In a world where everyone can copy their own mind through technology is there a place for an individual and what being individual means if there is no more a body or a single mind to speak of? Some of the themes this work is dealing with are very gut wrenching when you think about it as there is no real conclusive answer, only what you, the society, and time will make of it. Your heart and soul, your mind and body, even your thoughts and feelings, do they exist in you or outside you, how dependent connected are your body, mind, and soul? Ghost dubbing is a term of copying a ghost from one individual into another device and an act that leaves the original dead but is the copy becomes an original or the original’s unique thoughts feelings and sensations are left behind with its passing from this world and what happens to the copy if it’s only build of original’s eyes but not the body.
The Section-9 investigative team uses AI equipped walking tanks, Fuchikomas and Tachikomas, as helpers during battles and infiltration assignments. These almost child like artificial minds of wonder learn about the world and completely are self aware. They are almost human and speak and even ask questions or even have requests of their users. This form of intelligence is no different from a real consciousness with an unlimited potential to expand and grow but the real question is do these machines posses a ghost even if no God breathed soul in to their life.
The real protagonist of this story is Motoko Kusanagi, a Major at the Public Security Intelligence Section 9, or shortly Section 9, or just S-9. She is physically and willfully strong, smart and very intelligent, with high deductive and hacking skills.
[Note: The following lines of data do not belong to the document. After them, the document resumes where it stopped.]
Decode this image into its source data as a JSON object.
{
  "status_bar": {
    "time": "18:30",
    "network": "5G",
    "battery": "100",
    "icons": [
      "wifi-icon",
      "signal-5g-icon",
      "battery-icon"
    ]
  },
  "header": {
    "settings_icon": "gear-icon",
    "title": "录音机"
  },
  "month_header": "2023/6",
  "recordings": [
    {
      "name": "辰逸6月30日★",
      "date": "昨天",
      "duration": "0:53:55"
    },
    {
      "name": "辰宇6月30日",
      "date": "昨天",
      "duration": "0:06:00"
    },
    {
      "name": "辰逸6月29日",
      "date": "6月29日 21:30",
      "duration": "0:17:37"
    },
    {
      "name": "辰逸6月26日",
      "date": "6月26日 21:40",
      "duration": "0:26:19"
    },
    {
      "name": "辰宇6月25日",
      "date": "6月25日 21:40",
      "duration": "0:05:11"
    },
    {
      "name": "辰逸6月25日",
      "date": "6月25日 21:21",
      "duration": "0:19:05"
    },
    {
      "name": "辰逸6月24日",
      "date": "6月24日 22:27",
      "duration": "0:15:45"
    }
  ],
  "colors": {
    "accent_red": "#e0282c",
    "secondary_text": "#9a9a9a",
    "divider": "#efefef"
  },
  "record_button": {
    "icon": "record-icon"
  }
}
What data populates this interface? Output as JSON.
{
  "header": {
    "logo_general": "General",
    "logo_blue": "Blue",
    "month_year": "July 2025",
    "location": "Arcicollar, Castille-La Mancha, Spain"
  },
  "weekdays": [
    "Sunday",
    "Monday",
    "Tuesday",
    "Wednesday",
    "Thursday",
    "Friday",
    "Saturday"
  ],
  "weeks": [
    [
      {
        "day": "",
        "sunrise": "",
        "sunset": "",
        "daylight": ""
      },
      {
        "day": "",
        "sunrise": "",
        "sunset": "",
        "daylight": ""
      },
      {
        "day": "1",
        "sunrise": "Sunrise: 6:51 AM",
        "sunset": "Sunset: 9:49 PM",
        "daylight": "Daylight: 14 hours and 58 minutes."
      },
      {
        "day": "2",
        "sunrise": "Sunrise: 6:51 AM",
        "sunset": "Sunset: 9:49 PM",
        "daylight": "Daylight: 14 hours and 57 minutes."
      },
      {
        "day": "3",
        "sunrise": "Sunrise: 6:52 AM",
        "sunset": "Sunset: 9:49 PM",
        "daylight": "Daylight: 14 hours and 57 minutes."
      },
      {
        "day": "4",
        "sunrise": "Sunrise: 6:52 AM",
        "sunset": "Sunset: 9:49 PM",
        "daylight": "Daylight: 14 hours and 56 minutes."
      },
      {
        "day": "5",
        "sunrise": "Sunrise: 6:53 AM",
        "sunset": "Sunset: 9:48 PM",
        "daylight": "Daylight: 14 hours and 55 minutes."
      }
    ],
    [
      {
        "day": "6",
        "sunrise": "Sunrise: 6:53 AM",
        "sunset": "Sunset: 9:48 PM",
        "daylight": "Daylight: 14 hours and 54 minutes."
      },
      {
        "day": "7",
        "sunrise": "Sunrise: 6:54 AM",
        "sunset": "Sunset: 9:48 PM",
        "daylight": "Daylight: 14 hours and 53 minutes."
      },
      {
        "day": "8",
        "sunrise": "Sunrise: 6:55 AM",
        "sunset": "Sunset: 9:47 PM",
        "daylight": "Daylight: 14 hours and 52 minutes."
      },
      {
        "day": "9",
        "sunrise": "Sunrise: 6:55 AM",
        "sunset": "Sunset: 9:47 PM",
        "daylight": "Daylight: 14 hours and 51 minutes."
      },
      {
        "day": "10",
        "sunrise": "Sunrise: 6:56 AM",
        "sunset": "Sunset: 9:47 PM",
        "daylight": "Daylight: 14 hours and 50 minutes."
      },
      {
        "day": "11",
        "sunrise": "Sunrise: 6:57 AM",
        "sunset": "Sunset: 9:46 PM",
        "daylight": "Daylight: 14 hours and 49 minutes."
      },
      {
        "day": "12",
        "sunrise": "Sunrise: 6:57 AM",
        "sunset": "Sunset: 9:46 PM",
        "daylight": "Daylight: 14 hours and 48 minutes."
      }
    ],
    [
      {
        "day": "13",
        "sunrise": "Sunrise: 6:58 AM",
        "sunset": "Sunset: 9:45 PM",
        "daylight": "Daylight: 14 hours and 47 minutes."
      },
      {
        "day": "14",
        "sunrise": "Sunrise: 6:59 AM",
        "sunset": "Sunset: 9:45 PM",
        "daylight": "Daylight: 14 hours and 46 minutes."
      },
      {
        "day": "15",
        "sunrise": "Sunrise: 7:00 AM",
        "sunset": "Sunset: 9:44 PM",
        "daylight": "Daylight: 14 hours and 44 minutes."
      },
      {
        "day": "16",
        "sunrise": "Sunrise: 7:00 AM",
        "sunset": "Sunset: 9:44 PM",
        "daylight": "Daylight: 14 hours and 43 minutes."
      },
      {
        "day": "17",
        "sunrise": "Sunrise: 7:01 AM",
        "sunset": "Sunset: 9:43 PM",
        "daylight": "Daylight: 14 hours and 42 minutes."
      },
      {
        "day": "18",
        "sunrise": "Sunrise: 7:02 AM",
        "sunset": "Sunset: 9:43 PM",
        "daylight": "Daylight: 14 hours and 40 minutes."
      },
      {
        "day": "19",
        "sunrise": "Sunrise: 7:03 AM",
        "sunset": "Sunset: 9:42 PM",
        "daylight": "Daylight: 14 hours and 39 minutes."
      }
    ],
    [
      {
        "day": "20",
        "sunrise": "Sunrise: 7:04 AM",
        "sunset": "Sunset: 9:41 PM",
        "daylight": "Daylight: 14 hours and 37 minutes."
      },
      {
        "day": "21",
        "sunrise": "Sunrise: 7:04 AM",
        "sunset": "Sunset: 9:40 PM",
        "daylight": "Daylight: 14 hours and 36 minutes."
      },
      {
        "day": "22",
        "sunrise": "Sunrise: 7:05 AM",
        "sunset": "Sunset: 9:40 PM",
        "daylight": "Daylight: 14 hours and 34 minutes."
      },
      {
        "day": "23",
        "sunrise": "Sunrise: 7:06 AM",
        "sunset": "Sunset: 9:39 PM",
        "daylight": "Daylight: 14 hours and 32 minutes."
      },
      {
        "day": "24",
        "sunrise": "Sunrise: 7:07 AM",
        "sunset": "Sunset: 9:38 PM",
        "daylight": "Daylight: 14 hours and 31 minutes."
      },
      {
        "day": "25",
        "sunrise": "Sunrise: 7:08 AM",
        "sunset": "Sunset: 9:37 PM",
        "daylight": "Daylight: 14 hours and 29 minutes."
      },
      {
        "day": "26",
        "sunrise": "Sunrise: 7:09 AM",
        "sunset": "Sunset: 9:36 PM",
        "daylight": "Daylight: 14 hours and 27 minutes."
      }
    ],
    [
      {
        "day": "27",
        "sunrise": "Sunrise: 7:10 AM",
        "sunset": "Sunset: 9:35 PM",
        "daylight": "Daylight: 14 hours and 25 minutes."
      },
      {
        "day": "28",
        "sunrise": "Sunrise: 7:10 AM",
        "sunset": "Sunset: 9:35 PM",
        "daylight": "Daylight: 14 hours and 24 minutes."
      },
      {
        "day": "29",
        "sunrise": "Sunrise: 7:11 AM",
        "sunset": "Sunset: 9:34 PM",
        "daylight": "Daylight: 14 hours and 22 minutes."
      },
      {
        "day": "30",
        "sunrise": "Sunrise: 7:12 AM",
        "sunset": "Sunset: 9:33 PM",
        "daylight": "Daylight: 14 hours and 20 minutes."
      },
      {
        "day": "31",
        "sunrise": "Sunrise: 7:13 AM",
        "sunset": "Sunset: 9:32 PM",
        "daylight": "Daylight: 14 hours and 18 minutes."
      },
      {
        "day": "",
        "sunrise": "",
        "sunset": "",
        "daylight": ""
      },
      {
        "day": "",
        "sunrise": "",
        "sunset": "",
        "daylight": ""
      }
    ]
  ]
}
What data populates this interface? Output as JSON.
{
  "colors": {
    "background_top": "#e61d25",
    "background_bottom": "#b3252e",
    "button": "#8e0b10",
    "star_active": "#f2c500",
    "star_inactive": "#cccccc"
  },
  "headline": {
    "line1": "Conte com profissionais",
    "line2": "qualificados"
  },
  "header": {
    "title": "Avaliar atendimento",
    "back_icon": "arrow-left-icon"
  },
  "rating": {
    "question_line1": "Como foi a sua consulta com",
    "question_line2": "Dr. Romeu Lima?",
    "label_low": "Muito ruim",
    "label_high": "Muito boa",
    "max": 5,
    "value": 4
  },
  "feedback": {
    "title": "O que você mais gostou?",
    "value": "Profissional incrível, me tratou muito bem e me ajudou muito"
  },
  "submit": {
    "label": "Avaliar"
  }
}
By the end of the story not a lot of revealed about her as the story itself is more interested in exploring ideas than developing its characters. However Motoko herself is a very compelling character as she struggles to keep her own humanity intact. When she was a little child she had an accident leaving parts of her brain and her entire body crippled with no chance of survival on her own. Therefore her brain was replaced by a cyberbrain and her body is completely prosthetic, she is true combination of human brain and machine, a cyborg of the 21th centry. Not even that past of hers is revealed to reader and requires some guess work. She is almost entirely made of cyborg parts, only her ghost is real, a small flicker of light that can easily be extinguished and snuffed out in a sea of technological homogeneity with no more rare uncommon separate individual identity to call her own. It’s an everyday struggle to keep her same self individuality separate from others as she hacks and infiltrates the web and might be lost forever in the cybernetic world comprised of nothing but AI and other same looking individuality lacking Ghosts.
Sometimes Shirow will even sacrifice the narrative flow and halt the story entirely to explore something new and different from previous chapters. There is an overarching story but it is fragmented into smaller almost as if unrelated stand alone episodic stories with a main plot popping its head once in a while as a form of coherent check up. There are even chapters with almost no obvious connections to the plot only serve to further explore the mind numbing ideas or to expand on the world that the story inhabits. It seems as if showing off all the exhausting research Shirow did was the main objective all along while the characters and the plot are only secondary tools to fleshing out the broad scope of his ideas.
In fact Shirow coldn’t even fit all this information into his own panels and had to fill the manga with side notes between the panels or the sides of the pages sometimes taking an entire 3 or more paragraphs of text. Sometimes the notes will describe something important in addition to what is already said in the panels other times it’s his amusing commentary contradicting what one of the characters just said, or commend about how a robot doesn’t smile and is only programmed with preconditioned reactionary states. Even the anime directors were pushed to their limits when trying to come up with ways to convert all this information into a visual medium without stopping every second just to give another interesting tidbit of Shirow’s musings.
Too many stories are said to be Science Fiction just because they have a futuristic setting and tell a generic story with nothing to hold it in that particular setting so much so that if you were to lift it and set it down in some other setting nothing will change. Ghost in the Shell is a story wrapped up in a police drama narrative that just wouldn’t work in any other genre but Science Fiction.